Die rote Fahne des Sieges auf dem Reichstag in Berlin ist eine Episode geblieben, die Gründung der DDR, die Stalin für einen "Wendepunkt in der Geschichte Europas" hielt, eine Fußnote der Geschichte. Stalins Nationalbolschewismus, sein "Sozialismus in einem Land" war Hitlers Nationalsozialismus strategisch überlegen, weil, wie Stalin nüchtern analysierte, die NS-Rassenideologie eine Besatzungspolitik bewirkte, die Europas Völker gegen den "Führer" mobilisierte. Stalin habe es "großartig verstanden, dem Kampf des Bolschewismus gegen das Reich einen nationalen Charakter zu geben", erkannte neidvoll Reichspropagandaminister Joseph Goebbels im Januar 1943 in seinem Tagebuch. Mit dem Krieg von 1941 bis 1945 war das sowjetische Russland ein Imperium geworden.

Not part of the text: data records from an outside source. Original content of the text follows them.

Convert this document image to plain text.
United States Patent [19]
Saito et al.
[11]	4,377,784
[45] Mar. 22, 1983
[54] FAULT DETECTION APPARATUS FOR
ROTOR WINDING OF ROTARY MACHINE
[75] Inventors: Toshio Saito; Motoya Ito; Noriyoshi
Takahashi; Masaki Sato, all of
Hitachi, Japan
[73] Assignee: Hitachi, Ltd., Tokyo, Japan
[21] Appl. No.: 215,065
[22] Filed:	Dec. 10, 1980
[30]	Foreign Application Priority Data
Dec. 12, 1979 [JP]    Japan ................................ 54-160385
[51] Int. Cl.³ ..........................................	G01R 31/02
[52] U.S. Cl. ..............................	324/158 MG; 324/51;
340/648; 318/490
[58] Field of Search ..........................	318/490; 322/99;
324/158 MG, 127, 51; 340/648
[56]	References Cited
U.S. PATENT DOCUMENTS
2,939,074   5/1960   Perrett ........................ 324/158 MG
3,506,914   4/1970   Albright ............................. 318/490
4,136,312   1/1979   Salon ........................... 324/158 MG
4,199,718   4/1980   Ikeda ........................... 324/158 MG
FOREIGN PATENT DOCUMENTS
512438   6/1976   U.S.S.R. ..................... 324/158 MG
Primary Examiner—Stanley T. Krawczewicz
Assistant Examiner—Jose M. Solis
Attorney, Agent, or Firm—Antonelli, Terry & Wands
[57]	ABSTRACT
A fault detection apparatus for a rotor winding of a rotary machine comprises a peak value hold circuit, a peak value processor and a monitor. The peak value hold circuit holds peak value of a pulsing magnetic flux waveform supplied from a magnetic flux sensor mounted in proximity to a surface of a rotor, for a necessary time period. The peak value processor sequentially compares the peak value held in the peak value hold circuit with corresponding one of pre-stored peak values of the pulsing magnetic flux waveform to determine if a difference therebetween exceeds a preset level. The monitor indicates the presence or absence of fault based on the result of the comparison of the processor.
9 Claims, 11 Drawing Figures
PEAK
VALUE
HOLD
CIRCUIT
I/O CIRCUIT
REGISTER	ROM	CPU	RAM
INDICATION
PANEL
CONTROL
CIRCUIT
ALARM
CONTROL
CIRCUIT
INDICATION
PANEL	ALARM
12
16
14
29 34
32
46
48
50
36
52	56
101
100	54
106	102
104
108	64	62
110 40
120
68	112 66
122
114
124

[ Translation: The red flag of victory on the Reichstag in Berlin remains a episode of history; the founding of the GDR [German Democratic Republic, aka, East Germany], which Stalin held to be a "turning point in world history," is a footnote. Stalin's national Bolshevism, his "socialism in one country" strategically survived Hitler's National Socialism [Nazism], because, as Stalin soberly analyzed, the Nazi racial ideology produced an occupation policy that mobilized the peoples of Europe against the "Führer." Stalin "understood very well, to give the fight of Bolshevism against the Reich a national character," recognized the envious Reichs Propaganda Minister Joseph Goebbels in January 1943 in his diary. With the war of 1941 to 1945, Soviet Russia had become an empire.]

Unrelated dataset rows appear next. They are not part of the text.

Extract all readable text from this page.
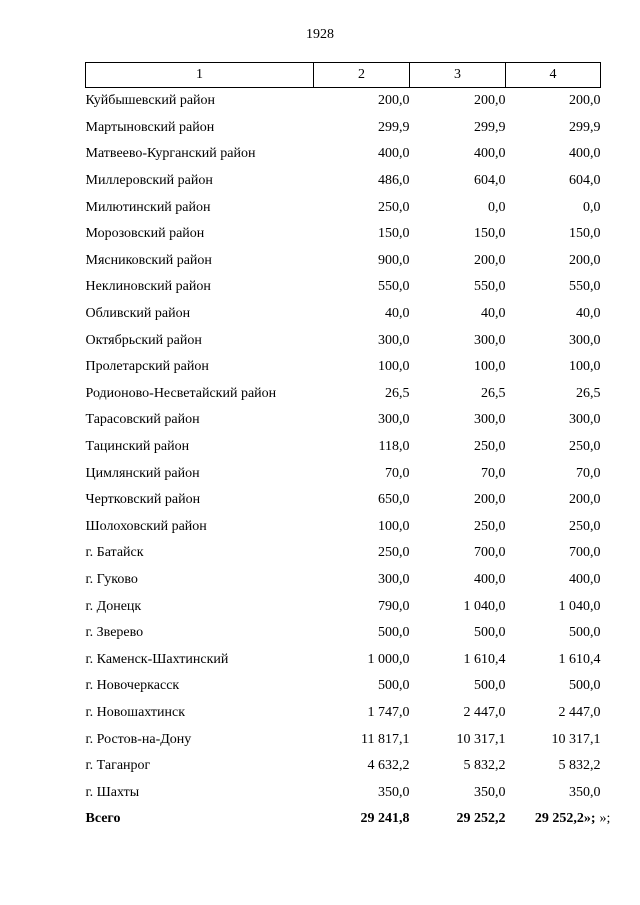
1928
1	2	3	4
Куйбышевский район	200,0	200,0	200,0
Мартыновский район	299,9	299,9	299,9
Матвеево-Курганский район	400,0	400,0	400,0
Миллеровский район	486,0	604,0	604,0
Милютинский район	250,0	0,0	0,0
Морозовский район	150,0	150,0	150,0
Мясниковский район	900,0	200,0	200,0
Неклиновский район	550,0	550,0	550,0
Обливский район	40,0	40,0	40,0
Октябрьский район	300,0	300,0	300,0
Пролетарский район	100,0	100,0	100,0
Родионово-Несветайский район	26,5	26,5	26,5
Тарасовский район	300,0	300,0	300,0
Тацинский район	118,0	250,0	250,0
Цимлянский район	70,0	70,0	70,0
Чертковский район	650,0	200,0	200,0
Шолоховский район	100,0	250,0	250,0
г. Батайск	250,0	700,0	700,0
г. Гуково	300,0	400,0	400,0
г. Донецк	790,0	1 040,0	1 040,0
г. Зверево	500,0	500,0	500,0
г. Каменск-Шахтинский	1 000,0	1 610,4	1 610,4
г. Новочеркасск	500,0	500,0	500,0
г. Новошахтинск	1 747,0	2 447,0	2 447,0
г. Ростов-на-Дону	11 817,1	10 317,1	10 317,1
г. Таганрог	4 632,2	5 832,2	5 832,2
г. Шахты	350,0	350,0	350,0
Всего	29 241,8	29 252,2	29 252,2»; »;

She also tells a bit about Chechnya during that time:

Im Kaukasus des Jahres 2005 ist für Russland kein Sieg in Sicht. Rebellion hat dort Tradition. Am Fuße des Elbrus, des höchsten Kaukasus-Gipfels, hatten große Teile der Bevölkerung 1942 die einrückende deutsche Wehrmacht als Befreierin begrüßt. In Tschetschenien entfesselten die Großväter der heutigen Rebellen im Herbst 1942 einen Aufstand im Hinterland, um sich mit den Deutschen zu vereinen. Umfangreiche Dokumente darüber hält die russische Staatsmacht immer noch unter Verschluss. Wie schon in der Sowjetzeit vor Michail Gorbatschow gelten historische Streitfragen wieder als unerwünschter politischer Sprengstoff. Das offizielle Russlandbevorzugt ein geglättetes Geschichtsbild.

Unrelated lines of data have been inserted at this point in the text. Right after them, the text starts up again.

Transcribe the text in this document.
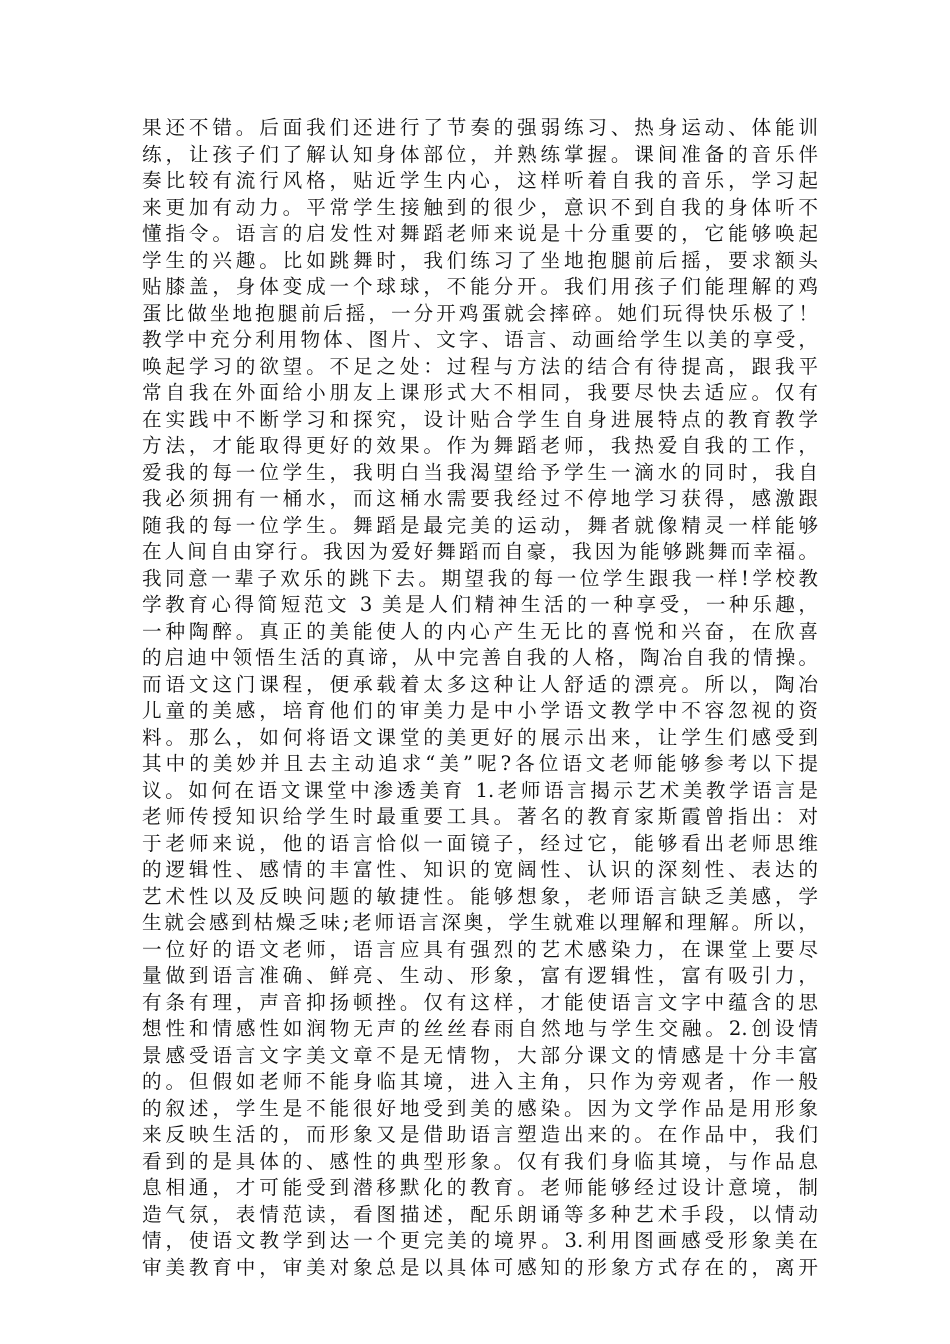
果还不错。后面我们还进行了节奏的强弱练习、热身运动、体能训
练，让孩子们了解认知身体部位，并熟练掌握。课间准备的音乐伴
奏比较有流行风格，贴近学生内心，这样听着自我的音乐，学习起
来更加有动力。平常学生接触到的很少，意识不到自我的身体听不
懂指令。语言的启发性对舞蹈老师来说是十分重要的，它能够唤起
学生的兴趣。比如跳舞时，我们练习了坐地抱腿前后摇，要求额头
贴膝盖，身体变成一个球球，不能分开。我们用孩子们能理解的鸡
蛋比做坐地抱腿前后摇，一分开鸡蛋就会摔碎。她们玩得快乐极了！
教学中充分利用物体、图片、文字、语言、动画给学生以美的享受，
唤起学习的欲望。不足之处：过程与方法的结合有待提高，跟我平
常自我在外面给小朋友上课形式大不相同，我要尽快去适应。仅有
在实践中不断学习和探究，设计贴合学生自身进展特点的教育教学
方法，才能取得更好的效果。作为舞蹈老师，我热爱自我的工作，
爱我的每一位学生，我明白当我渴望给予学生一滴水的同时，我自
我必须拥有一桶水，而这桶水需要我经过不停地学习获得，感激跟
随我的每一位学生。舞蹈是最完美的运动，舞者就像精灵一样能够
在人间自由穿行。我因为爱好舞蹈而自豪，我因为能够跳舞而幸福。
我同意一辈子欢乐的跳下去。期望我的每一位学生跟我一样!学校教
学教育心得简短范文 3 美是人们精神生活的一种享受，一种乐趣，
一种陶醉。真正的美能使人的内心产生无比的喜悦和兴奋，在欣喜
的启迪中领悟生活的真谛，从中完善自我的人格，陶冶自我的情操。
而语文这门课程，便承载着太多这种让人舒适的漂亮。所以，陶冶
儿童的美感，培育他们的审美力是中小学语文教学中不容忽视的资
料。那么，如何将语文课堂的美更好的展示出来，让学生们感受到
其中的美妙并且去主动追求“美”呢?各位语文老师能够参考以下提
议。如何在语文课堂中渗透美育 1.老师语言揭示艺术美教学语言是
老师传授知识给学生时最重要工具。著名的教育家斯霞曾指出：对
于老师来说，他的语言恰似一面镜子，经过它，能够看出老师思维
的逻辑性、感情的丰富性、知识的宽阔性、认识的深刻性、表达的
艺术性以及反映问题的敏捷性。能够想象，老师语言缺乏美感，学
生就会感到枯燥乏味;老师语言深奥，学生就难以理解和理解。所以，
一位好的语文老师，语言应具有强烈的艺术感染力，在课堂上要尽
量做到语言准确、鲜亮、生动、形象，富有逻辑性，富有吸引力，
有条有理，声音抑扬顿挫。仅有这样，才能使语言文字中蕴含的思
想性和情感性如润物无声的丝丝春雨自然地与学生交融。2.创设情
景感受语言文字美文章不是无情物，大部分课文的情感是十分丰富
的。但假如老师不能身临其境，进入主角，只作为旁观者，作一般
的叙述，学生是不能很好地受到美的感染。因为文学作品是用形象
来反映生活的，而形象又是借助语言塑造出来的。在作品中，我们
看到的是具体的、感性的典型形象。仅有我们身临其境，与作品息
息相通，才可能受到潜移默化的教育。老师能够经过设计意境，制
造气氛，表情范读，看图描述，配乐朗诵等多种艺术手段，以情动
情，使语文教学到达一个更完美的境界。3.利用图画感受形象美在
审美教育中，审美对象总是以具体可感知的形象方式存在的，离开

[Translation: In the Caucusus of the year 2005, no victory for Russia is in sight. Rebellion has a tradition there. At the foot of the Elbrus, the highest Caucasian peak, large parts of the population in 1942 had greeted the advancing German Wehrmacht as a liberator. In Chechnya, the grandfathers of the present-day rebels in the spring of 1942 unleashed an uprising in the interior, in order to join forces with the Germans. A large number of documents about that are still being withheld by Russian authorities. As it used to be in the Soviet times before Mikhail Gorbachev, disputed historical qestions are regarded as unwanted political explosives. Official Russia prefers a smooth historical image.]

Salon just this week published a long review of two books on Stalin: The human monster by Andrew O'Hehir Salon 05/05/05.

O'Hehir discusses both Stalin: A Biography (2005) by Robert Service and Stalin: The Court of the Red Tsar (2004) by Simon Sebag Montefiore in this article.